The advanced economies have concentrated more on the global imbalances and charge the developing countries such as China as responsible for them. This game has gone on for more than a decade. Earlier attempts of the IMF to resolve the imbalances were of no avail. It is rather ironic that the work has been tagged on to the agenda of the G20 under the rubric G20 Mutual Assessment Process or G20MAP. David Vines deals with this in Chapter 4. His paper was done in 2011 and sounded upbeat. Since then, after three years and recent developments, his optimism is belied.

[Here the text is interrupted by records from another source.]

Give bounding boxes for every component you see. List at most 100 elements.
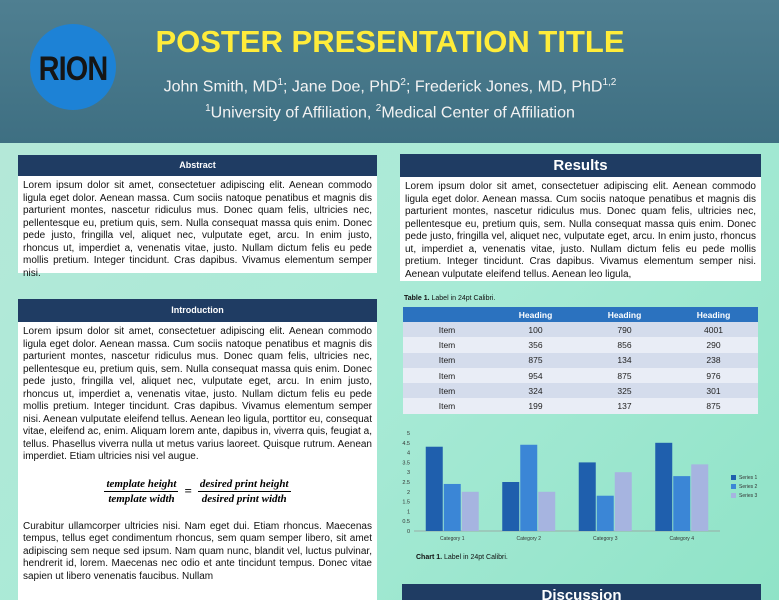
- table-cell: 238: [669, 352, 758, 368]
- y-tick-label: 1.5: [402, 500, 410, 506]
- x-tick-label: Category 2: [517, 536, 542, 542]
- discussion-heading: Discussion: [402, 584, 761, 600]
- chart-caption: Chart 1. Label in 24pt Calibri.: [416, 554, 508, 561]
- formula-equals: =: [184, 483, 192, 498]
- table-row: Item 954 875 976: [403, 367, 758, 384]
- abstract-text: Lorem ipsum dolor sit amet, consectetuer…: [23, 180, 372, 279]
- table-caption-label: Table 1.: [404, 295, 430, 302]
- affiliation-line: 1University of Affiliation, 2Medical Cen…: [120, 98, 660, 124]
- x-tick-label: Category 4: [670, 536, 695, 542]
- logo: RION: [30, 24, 116, 110]
- table-cell: 954: [491, 367, 580, 384]
- poster-title: POSTER PRESENTATION TITLE: [155, 24, 625, 59]
- table-header-cell: Heading: [491, 307, 580, 322]
- table-cell: 301: [669, 383, 758, 399]
- table-cell: Item: [403, 398, 491, 414]
- table-cell: 875: [669, 398, 758, 414]
- bar: [443, 483, 461, 531]
- table-cell: 856: [580, 337, 669, 353]
- formula-right-numerator: desired print height: [197, 477, 291, 492]
- table-cell: 325: [580, 383, 669, 399]
- table-row: Item 356 856 290: [403, 337, 758, 353]
- chart-caption-text: Label in 24pt Calibri.: [442, 554, 508, 561]
- y-tick-label: 1: [407, 509, 410, 515]
- results-chart: 0 0.5 1 1.5 2 2.5 3 3.5 4 4.5 5 Category 1 Category …: [398, 428, 760, 552]
- x-tick-label: Category 1: [440, 536, 465, 542]
- y-tick-label: 3: [407, 470, 410, 476]
- bar: [461, 491, 479, 531]
- table-cell: Item: [403, 337, 491, 353]
- legend-label: Series 2: [739, 484, 758, 490]
- affiliation-1: University of Affiliation,: [210, 104, 376, 122]
- bar: [691, 464, 709, 531]
- author-1: John Smith, MD: [163, 78, 278, 96]
- bar: [520, 444, 538, 531]
- results-text: Lorem ipsum dolor sit amet, consectetuer…: [405, 181, 756, 279]
- legend-swatch: [731, 493, 736, 498]
- formula-left-numerator: template height: [104, 477, 179, 492]
- results-table: Heading Heading Heading Item 100 790 4001 I…: [403, 307, 758, 414]
- table-cell: 134: [580, 352, 669, 368]
- y-tick-label: 5: [407, 431, 410, 437]
- table-row: Item 100 790 4001: [403, 322, 758, 338]
- formula-right-denominator: desired print width: [201, 492, 287, 505]
- formula-left-denominator: template width: [108, 492, 175, 505]
- author-1-sup: 1: [277, 77, 283, 88]
- affiliation-2: Medical Center of Affiliation: [381, 104, 575, 122]
- table-caption: Table 1. Label in 24pt Calibri.: [404, 295, 495, 302]
- legend-label: Series 1: [739, 475, 758, 481]
- logo-text: RION: [38, 50, 109, 88]
- legend-label: Series 3: [739, 493, 758, 499]
- table-cell: 356: [491, 337, 580, 353]
- authors-block: John Smith, MD1; Jane Doe, PhD2; Frederi…: [120, 72, 660, 125]
- author-3: ; Frederick Jones, MD, PhD: [405, 78, 603, 96]
- table-header-row: Heading Heading Heading: [403, 307, 758, 322]
- table-cell: 4001: [669, 322, 758, 338]
- table-cell: 199: [491, 398, 580, 414]
- aspect-ratio-formula: template height template width = desired…: [18, 478, 377, 505]
- y-tick-label: 3.5: [402, 460, 410, 466]
- table-cell: Item: [403, 352, 491, 368]
- y-tick-label: 4: [407, 451, 410, 457]
- table-header-cell: [403, 307, 491, 322]
- bar: [502, 482, 520, 531]
- x-tick-label: Category 3: [593, 536, 618, 542]
- bar: [596, 495, 614, 531]
- y-tick-label: 2: [407, 490, 410, 496]
- author-3-sup: 1,2: [602, 77, 617, 88]
- introduction-heading: Introduction: [18, 299, 377, 322]
- bar-chart-svg: 0 0.5 1 1.5 2 2.5 3 3.5 4 4.5 5 Category 1 Category …: [402, 431, 758, 542]
- table-cell: Item: [403, 383, 491, 399]
- table-row: Item 875 134 238: [403, 352, 758, 368]
- y-tick-label: 2.5: [402, 480, 410, 486]
- bar: [538, 491, 556, 531]
- introduction-text-continued: Curabitur ullamcorper ultricies nisi. Na…: [23, 520, 372, 582]
- table-row: Item 199 137 875: [403, 398, 758, 414]
- bar: [655, 442, 673, 531]
- table-cell: Item: [403, 322, 491, 338]
- affiliation-1-sup: 1: [205, 103, 211, 115]
- table-row: Item 324 325 301: [403, 383, 758, 399]
- author-line: John Smith, MD1; Jane Doe, PhD2; Frederi…: [120, 72, 660, 98]
- y-tick-label: 4.5: [402, 441, 410, 447]
- table-cell: 875: [491, 352, 580, 368]
- abstract-heading: Abstract: [18, 155, 377, 176]
- bar: [425, 446, 443, 531]
- affiliation-2-sup: 2: [375, 103, 382, 115]
- formula-left-fraction: template height template width: [104, 477, 179, 505]
- introduction-panel: Introduction Lorem ipsum dolor sit amet,…: [18, 299, 377, 600]
- table-cell: 324: [491, 383, 580, 399]
- table-cell: 290: [669, 337, 758, 353]
- legend-swatch: [731, 484, 736, 489]
- table-caption-text: Label in 24pt Calibri.: [429, 295, 496, 302]
- chart-caption-label: Chart 1.: [416, 554, 443, 561]
- table-cell: 100: [491, 322, 580, 338]
- legend-swatch: [731, 475, 736, 480]
- y-tick-label: 0: [407, 529, 410, 535]
- table-cell: 875: [580, 367, 669, 384]
- results-heading: Results: [400, 154, 761, 177]
- table-cell: Item: [403, 367, 491, 384]
- introduction-text: Lorem ipsum dolor sit amet, consectetuer…: [23, 326, 372, 462]
- y-tick-label: 0.5: [402, 519, 410, 525]
- results-panel: Results Lorem ipsum dolor sit amet, cons…: [400, 154, 761, 281]
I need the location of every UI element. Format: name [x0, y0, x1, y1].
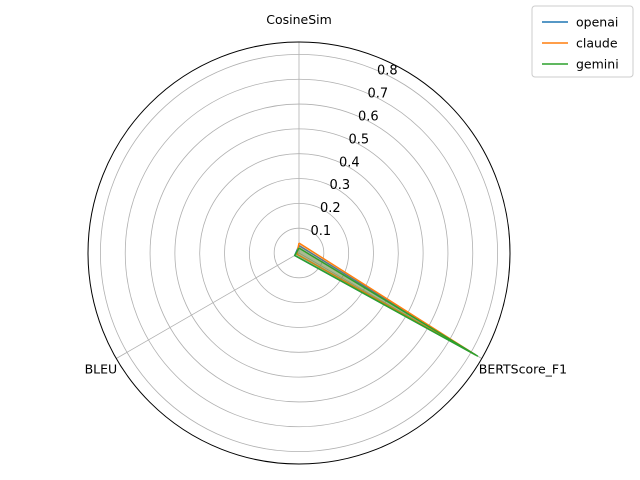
r-tick-label: 0.5	[348, 132, 369, 147]
r-tick-label: 0.2	[320, 201, 341, 216]
legend-frame	[531, 5, 634, 78]
outer-frame	[87, 41, 511, 465]
axis-label-bertscore_f1: BERTScore_F1	[479, 362, 567, 377]
axis-label-cosinesim: CosineSim	[266, 12, 332, 27]
series-line-gemini	[293, 247, 479, 357]
r-tick-label: 0.6	[358, 109, 379, 124]
axis-label-bleu: BLEU	[85, 362, 118, 377]
legend-label-claude: claude	[576, 36, 618, 51]
r-tick-label: 0.3	[329, 178, 350, 193]
grid-spoke	[116, 252, 300, 359]
radar-series	[293, 242, 479, 357]
r-tick-label: 0.4	[339, 155, 360, 170]
radar-labels: 0.1 0.2 0.3 0.4 0.5 0.6 0.7 0.8 CosineSim BERTSco…	[85, 12, 567, 377]
r-tick-label: 0.7	[367, 86, 388, 101]
r-tick-label: 0.8	[377, 64, 398, 79]
legend-label-openai: openai	[576, 15, 618, 30]
r-tick-label: 0.1	[310, 224, 331, 239]
legend: openai claude gemini	[531, 5, 634, 78]
legend-label-gemini: gemini	[576, 57, 619, 72]
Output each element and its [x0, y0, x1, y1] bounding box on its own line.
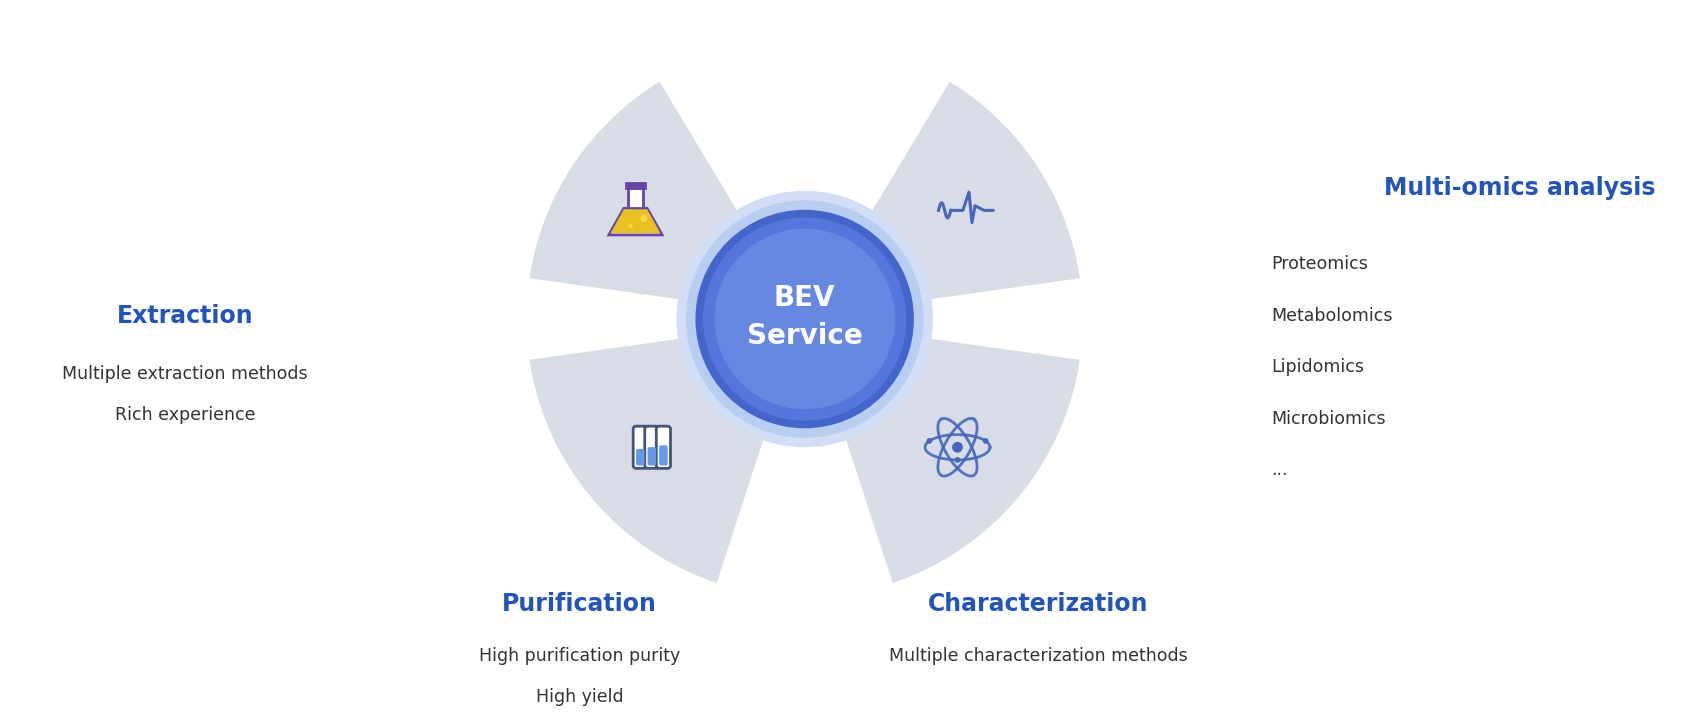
- Circle shape: [955, 457, 960, 463]
- Polygon shape: [527, 335, 767, 586]
- Circle shape: [686, 201, 923, 438]
- Circle shape: [676, 190, 933, 447]
- Polygon shape: [628, 188, 642, 209]
- FancyBboxPatch shape: [645, 426, 659, 468]
- Text: BEV: BEV: [774, 284, 835, 312]
- Text: Rich experience: Rich experience: [115, 406, 256, 424]
- Circle shape: [715, 229, 894, 409]
- Circle shape: [983, 438, 989, 444]
- Polygon shape: [866, 79, 1082, 303]
- FancyBboxPatch shape: [659, 445, 667, 466]
- Text: Characterization: Characterization: [928, 592, 1149, 616]
- Text: High yield: High yield: [535, 689, 623, 707]
- Text: High purification purity: High purification purity: [479, 647, 679, 665]
- FancyBboxPatch shape: [634, 426, 647, 468]
- FancyBboxPatch shape: [635, 449, 644, 466]
- Text: Extraction: Extraction: [117, 303, 254, 327]
- Circle shape: [639, 214, 649, 222]
- Text: Multiple extraction methods: Multiple extraction methods: [63, 365, 308, 383]
- Text: Lipidomics: Lipidomics: [1272, 358, 1364, 376]
- Text: Multi-omics analysis: Multi-omics analysis: [1384, 177, 1655, 201]
- Text: Service: Service: [747, 322, 862, 350]
- Circle shape: [696, 210, 915, 429]
- Text: Purification: Purification: [501, 592, 657, 616]
- Text: Proteomics: Proteomics: [1272, 255, 1369, 273]
- Circle shape: [627, 223, 634, 229]
- Polygon shape: [625, 183, 645, 188]
- Circle shape: [927, 438, 932, 444]
- Text: Microbiomics: Microbiomics: [1272, 410, 1386, 428]
- Circle shape: [952, 442, 962, 452]
- Polygon shape: [610, 209, 661, 233]
- FancyBboxPatch shape: [647, 447, 656, 466]
- Text: Metabolomics: Metabolomics: [1272, 306, 1392, 324]
- Circle shape: [703, 217, 906, 421]
- FancyBboxPatch shape: [656, 426, 671, 468]
- Polygon shape: [527, 79, 744, 303]
- Polygon shape: [608, 209, 662, 235]
- Text: Multiple characterization methods: Multiple characterization methods: [889, 647, 1187, 665]
- Text: ...: ...: [1272, 461, 1287, 479]
- Polygon shape: [842, 335, 1082, 586]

The earlier attempt was to lean on the technical expertise of the IMF. Sadly, the IMF is suspect and not acceptable to many members. Presently, the G0MAP is supposed to gets its expertise from the IMF. Prof. T.N. Srinivasan adds, “... the IMF’s capacity for proper and effective surveillance has proved to be limited.” All the members swear about the importance of the work. Unfortunately, they are not moving forward. The pity is that although successive G20 communiques call for enhanced international cooperation, they lack details about what economic policy adjustments should be made.

As narrated above, the work under the auspices of the G20 has not progressed at all. There is more rhetoric than action. Even commitments given earlier are disregarded. By and large, the work has not been balanced or even handed and has not gone in favour of developing countries. The unseen hand of G7, especially the U.S., is at work. The attempt, it appears, is more to subject them to the codes, norms and standards regardless of their suitability in the current state of their financial depth.

This book contains papers prepared for a project on G20 sponsored by the Finance Ministry and undertaken by the ICRIER in 2010-11. Some papers in this volume are dated and have not been revised. Raising of some larger policy issues is relevant. Much water has flown since these papers were written and the optimism underlying them has also vanished. Indeed, that optimism was misplaced. This was perhaps because many of the authors have had their stint with the IMF and inherited the neo-liberal mind-set. In retrospect, it seems that working within the G20, China has been able to safeguard its interests more than other emerging economies, including India. One harbours grave doubts about the future course of the G20. Will it perish due to agenda overload and inner tensions? This book helps, to some extent, to understand the frictions simmering within the G20.